Singling out Jews is anti-Semitism
When one people is singled out as too powerful for their numbers, well, that’s just prejudice. When that people so singled out are Jews, that’s anti-Semitic.
When one people is characterized as being rich or greedy or clever and those traits are assumed to apply to every member of that group, that’s prejudice. When those people happen to be Jews, that’s anti-Semitic.
When someone spray-paints symbols of death and racial hatred on Vashon High School, as they did at least twice in the last few years, that’s bigotry. When they paint a Swastika, that’s homophobic, anti-gypsy and “anti-anything but white.” It’s also anti-Semitic.
When one country is singled out for constant censure and held to a standard no other country is held to, that’s prejudice. When that country is Israel, it’s anti-Semitism.
When folks criticize Israel for its many questionable policies, that is dissension, discussion and free speech. There is nothing wrong with that; indeed, challenging governments is our duty as world citizens. However, when folks supposedly about peace criticize Israel virulently and repeatedly while never or seldom mentioning the half a million people murdered in Rwanda, the strangling of dissent by intellectuals through murder and prosecution in Islamic countries, the torture and oppression of women through most of the Middle East and North Africa, the still unresolved theft of Holocaust victims’ property by Swiss insurance companies, Chinese annihilation of Tibetan culture, the disenfranchisement of Jews from nearly every Arab country, the two million Christians and Animists killed in the Sudan and the distinct possibility that many of us Islanders now hold title to land once belonging to loyal Japanese citizens forced to sell by circumstances imposed on them by their own government — well, that would be, quite simply, anti-Semitism.
Incidentally, did you know that some Jews on Vashon feared naming our community building anything in Hebrew because they thought it best to keep a low profile? Crazy, huh? Yet, as our economy enters a potentially terrible time, I remember who historically gets blamed for such things, and I now see their point.

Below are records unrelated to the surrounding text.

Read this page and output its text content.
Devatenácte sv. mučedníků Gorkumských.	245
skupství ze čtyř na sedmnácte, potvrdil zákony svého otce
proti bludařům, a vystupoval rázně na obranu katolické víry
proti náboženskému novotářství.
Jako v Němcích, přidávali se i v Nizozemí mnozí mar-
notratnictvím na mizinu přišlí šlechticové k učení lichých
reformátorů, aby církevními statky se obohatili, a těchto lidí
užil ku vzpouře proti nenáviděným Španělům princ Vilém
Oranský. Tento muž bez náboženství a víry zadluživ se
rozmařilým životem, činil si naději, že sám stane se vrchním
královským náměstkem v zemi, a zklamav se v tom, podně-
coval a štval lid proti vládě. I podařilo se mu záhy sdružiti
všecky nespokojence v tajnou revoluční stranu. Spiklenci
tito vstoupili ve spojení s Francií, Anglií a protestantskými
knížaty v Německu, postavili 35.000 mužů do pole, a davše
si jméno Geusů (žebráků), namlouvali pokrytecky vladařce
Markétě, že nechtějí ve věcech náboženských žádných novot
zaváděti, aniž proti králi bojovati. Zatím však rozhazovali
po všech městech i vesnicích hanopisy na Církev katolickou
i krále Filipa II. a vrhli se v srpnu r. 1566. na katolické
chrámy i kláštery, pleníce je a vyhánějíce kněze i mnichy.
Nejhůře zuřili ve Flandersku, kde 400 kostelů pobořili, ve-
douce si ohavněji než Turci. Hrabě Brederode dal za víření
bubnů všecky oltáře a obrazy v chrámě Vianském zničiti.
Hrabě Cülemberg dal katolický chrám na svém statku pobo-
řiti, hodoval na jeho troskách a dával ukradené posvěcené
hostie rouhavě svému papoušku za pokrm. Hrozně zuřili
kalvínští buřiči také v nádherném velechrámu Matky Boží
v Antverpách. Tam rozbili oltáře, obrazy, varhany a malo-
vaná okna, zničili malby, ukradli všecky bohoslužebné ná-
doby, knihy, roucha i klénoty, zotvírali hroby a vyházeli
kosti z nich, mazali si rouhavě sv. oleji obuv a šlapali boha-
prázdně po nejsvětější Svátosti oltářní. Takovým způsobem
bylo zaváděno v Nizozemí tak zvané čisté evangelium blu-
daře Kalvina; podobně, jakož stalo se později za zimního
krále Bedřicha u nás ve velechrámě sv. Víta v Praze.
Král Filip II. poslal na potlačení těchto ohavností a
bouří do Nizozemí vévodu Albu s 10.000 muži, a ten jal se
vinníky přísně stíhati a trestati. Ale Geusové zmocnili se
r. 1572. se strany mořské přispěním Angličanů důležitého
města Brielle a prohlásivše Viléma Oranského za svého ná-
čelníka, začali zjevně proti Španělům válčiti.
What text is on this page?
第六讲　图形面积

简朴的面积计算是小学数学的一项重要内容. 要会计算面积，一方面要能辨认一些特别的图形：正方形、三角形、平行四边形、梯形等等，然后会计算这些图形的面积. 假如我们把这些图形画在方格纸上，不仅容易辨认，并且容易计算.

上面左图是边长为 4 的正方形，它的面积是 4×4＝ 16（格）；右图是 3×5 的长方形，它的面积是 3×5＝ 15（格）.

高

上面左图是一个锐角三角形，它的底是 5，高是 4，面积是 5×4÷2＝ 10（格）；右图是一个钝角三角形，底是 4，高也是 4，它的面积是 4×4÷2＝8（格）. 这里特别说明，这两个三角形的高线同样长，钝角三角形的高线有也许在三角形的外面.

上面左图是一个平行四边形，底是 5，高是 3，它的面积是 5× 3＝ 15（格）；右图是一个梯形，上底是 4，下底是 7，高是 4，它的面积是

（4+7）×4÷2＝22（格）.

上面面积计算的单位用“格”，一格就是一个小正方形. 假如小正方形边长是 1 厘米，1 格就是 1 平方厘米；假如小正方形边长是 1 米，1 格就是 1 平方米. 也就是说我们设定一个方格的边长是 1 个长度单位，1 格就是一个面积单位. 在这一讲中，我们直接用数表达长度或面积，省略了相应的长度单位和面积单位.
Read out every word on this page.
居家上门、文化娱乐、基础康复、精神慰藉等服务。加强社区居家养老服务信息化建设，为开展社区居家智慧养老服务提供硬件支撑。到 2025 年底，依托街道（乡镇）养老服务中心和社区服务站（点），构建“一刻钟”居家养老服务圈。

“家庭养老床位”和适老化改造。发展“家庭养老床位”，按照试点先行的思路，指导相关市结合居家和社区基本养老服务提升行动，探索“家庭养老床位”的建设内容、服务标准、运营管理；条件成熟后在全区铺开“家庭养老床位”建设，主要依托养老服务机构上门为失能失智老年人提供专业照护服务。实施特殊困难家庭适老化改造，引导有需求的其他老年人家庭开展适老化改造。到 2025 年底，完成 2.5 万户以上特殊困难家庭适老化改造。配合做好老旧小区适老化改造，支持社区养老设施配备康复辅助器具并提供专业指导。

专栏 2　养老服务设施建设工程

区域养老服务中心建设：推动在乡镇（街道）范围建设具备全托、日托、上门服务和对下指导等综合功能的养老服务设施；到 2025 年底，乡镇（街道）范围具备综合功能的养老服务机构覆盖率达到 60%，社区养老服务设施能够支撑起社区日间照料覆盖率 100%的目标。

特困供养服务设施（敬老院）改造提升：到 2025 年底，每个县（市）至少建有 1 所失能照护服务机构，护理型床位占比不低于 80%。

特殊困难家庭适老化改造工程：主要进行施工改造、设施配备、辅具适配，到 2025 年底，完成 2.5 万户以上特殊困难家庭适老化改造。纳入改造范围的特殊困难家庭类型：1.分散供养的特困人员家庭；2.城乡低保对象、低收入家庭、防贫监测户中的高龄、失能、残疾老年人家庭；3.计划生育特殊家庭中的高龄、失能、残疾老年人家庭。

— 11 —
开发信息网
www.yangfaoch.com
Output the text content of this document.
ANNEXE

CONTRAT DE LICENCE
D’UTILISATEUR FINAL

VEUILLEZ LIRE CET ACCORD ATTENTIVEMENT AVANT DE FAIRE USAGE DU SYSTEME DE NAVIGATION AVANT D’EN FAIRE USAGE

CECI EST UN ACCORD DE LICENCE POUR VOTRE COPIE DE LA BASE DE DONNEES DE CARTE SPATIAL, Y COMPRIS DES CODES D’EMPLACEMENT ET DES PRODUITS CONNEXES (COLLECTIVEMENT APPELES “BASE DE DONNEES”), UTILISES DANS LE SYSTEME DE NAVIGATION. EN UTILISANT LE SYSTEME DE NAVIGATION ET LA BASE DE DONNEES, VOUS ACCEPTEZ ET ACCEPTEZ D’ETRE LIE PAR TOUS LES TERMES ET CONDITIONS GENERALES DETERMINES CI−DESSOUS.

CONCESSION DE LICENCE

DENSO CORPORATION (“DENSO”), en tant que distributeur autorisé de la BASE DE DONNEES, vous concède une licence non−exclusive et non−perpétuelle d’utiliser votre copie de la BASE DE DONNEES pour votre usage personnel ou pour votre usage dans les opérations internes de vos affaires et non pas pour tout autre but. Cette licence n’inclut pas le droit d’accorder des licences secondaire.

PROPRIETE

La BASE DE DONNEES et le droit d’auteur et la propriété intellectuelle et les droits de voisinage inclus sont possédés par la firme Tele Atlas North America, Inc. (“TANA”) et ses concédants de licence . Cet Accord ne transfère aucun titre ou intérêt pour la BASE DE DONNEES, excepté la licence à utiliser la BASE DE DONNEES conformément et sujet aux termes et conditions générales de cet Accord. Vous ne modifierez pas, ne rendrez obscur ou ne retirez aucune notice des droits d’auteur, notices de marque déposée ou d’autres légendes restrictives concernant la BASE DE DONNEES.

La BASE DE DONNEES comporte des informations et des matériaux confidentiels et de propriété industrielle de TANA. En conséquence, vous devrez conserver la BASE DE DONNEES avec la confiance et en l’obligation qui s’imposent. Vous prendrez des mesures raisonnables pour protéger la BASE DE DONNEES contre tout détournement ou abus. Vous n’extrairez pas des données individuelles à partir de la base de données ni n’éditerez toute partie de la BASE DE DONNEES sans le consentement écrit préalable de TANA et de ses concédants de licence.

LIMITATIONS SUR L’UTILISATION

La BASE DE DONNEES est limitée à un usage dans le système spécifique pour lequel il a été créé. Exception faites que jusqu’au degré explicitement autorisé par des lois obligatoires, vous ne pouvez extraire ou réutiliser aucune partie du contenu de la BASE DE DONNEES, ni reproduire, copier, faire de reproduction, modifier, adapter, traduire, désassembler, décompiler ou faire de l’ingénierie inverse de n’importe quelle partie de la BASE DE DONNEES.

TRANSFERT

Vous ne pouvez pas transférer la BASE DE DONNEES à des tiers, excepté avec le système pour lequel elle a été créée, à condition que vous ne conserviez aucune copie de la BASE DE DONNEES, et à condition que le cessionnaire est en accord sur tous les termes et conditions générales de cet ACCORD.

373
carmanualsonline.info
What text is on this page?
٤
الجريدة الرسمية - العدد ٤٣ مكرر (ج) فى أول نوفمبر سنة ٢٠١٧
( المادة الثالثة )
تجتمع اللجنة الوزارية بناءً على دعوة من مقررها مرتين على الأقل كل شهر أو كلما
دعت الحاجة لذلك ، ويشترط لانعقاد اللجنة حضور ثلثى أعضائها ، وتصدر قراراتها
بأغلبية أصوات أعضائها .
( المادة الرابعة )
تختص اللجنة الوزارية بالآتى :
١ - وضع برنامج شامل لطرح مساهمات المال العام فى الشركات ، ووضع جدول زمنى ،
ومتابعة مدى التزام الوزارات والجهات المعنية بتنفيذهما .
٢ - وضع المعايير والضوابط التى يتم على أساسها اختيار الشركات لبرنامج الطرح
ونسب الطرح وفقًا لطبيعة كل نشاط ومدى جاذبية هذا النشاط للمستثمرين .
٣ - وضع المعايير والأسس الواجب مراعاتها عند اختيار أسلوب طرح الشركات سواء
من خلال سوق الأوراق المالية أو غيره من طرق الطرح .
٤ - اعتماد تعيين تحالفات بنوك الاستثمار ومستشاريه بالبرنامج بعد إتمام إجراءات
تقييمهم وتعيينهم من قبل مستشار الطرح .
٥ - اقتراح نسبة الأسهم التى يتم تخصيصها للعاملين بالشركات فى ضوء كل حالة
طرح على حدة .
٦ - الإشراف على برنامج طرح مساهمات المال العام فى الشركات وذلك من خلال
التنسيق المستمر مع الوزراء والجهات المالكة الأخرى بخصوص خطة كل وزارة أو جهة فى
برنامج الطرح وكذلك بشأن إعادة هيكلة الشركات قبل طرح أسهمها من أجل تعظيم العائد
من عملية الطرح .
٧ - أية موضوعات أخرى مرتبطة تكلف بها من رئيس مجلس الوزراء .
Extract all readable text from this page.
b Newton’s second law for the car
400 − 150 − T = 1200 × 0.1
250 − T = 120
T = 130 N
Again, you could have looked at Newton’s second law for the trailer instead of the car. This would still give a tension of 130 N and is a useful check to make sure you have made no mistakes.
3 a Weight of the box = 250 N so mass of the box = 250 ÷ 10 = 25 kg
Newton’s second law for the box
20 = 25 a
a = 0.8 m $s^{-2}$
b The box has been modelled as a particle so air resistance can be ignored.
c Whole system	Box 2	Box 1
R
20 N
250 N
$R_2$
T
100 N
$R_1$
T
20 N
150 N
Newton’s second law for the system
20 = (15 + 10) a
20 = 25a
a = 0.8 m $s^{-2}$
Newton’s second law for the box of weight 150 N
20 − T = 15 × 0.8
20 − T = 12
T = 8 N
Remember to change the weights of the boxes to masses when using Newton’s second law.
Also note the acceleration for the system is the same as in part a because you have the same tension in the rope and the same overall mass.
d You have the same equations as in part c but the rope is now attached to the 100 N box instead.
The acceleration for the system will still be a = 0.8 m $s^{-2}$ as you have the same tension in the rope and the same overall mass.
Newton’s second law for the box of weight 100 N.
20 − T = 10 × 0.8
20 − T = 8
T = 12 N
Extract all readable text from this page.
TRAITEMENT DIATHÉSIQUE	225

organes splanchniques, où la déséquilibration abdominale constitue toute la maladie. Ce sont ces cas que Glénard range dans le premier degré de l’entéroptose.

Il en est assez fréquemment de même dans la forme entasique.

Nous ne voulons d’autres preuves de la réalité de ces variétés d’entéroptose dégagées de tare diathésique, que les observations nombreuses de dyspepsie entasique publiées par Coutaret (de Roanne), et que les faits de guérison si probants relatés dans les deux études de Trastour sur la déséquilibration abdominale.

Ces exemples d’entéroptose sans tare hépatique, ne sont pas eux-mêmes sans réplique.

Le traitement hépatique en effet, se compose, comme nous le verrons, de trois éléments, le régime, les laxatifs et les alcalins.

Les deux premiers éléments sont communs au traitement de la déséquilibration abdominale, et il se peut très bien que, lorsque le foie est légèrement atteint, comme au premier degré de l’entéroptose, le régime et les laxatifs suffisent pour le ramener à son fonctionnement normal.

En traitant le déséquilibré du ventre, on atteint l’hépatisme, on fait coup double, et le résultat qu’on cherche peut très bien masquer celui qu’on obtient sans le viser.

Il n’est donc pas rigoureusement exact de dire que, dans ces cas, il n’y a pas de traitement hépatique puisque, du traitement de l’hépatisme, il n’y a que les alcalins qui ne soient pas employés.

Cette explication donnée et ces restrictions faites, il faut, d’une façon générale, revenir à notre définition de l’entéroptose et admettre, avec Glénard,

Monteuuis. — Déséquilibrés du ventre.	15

Let’s keep exploring peace
Regarding the Palestinian refugee situation, I wrote two commentaries, one in 2006 and one in 2007, that address some of the issues that were raised in the column in last week’s Beachcomber from two Islanders who identified themselves as being interested in peace in the Middle East. The Islanders who wrote this letter said that we shouldn’t oversimplify the issue. I agree with that.
I would like to offer readers links to my two commentaries so they might read some of my thoughts as background information if an honest discussion in this paper or in this community will now be attempted. Here are the links: http://www.gpln.com/israel.htm and http://www.gpln.com/bushjewsisrael.htm.
My views, I must admit, are not widely held or discussed in public by either side, and that, in and of itself, might be of some help to those who are interested in peace in the Middle East.
Mark A. Goldman
Quartermaster Harbor stinks
Re: The water quality of Quartermaster Harbor. It stinks. I have been writing these letters, handing out fliers and talking to everyone who has a home near the beach that I can find for five years now. No one gets it. The water is still full of crap, and it shows up as fecal coliform bacteria which poisons the beach, shellfish and us. We still can’t eat the shellfish because it’s full of this sewage, and the culprits are still dumping their sewage in the bay and either lying about it or hiding it — or they just don’t give a damn.
Even worse, the sewage feeds the bad PSP algae, or red tide, and that can kill us. You would think that in five years at least some of the culprits would get a clue and clean up their act. But no, the harbor is just as full of sewage as it was when I started.
The big stink going on over Glacier and another big stink over the green muscle at Dockton haven’t polluted the water nearly as much as residential sewage, but they are getting all the attention. I spoke to the Seattle-King County Health Department and they still can’t do anything about failing septic tanks or raw sewage plopping right in the harbor because they have to be invited to check out a septic system. Well, no one is concerned enough about their sewage going in the harbor to do anything. They know it will cost them money to clean up their act, and that of course is out of the question unless they are forced to do it.
This has gone on long enough. The Health Department already knows where the sewage is coming from; they just need to be able to check out the properties so they can put a stop to it. If not, the shellfish will continue to be unfit for human consumption. This is more important than Glacier or a green mussel. It’s our health.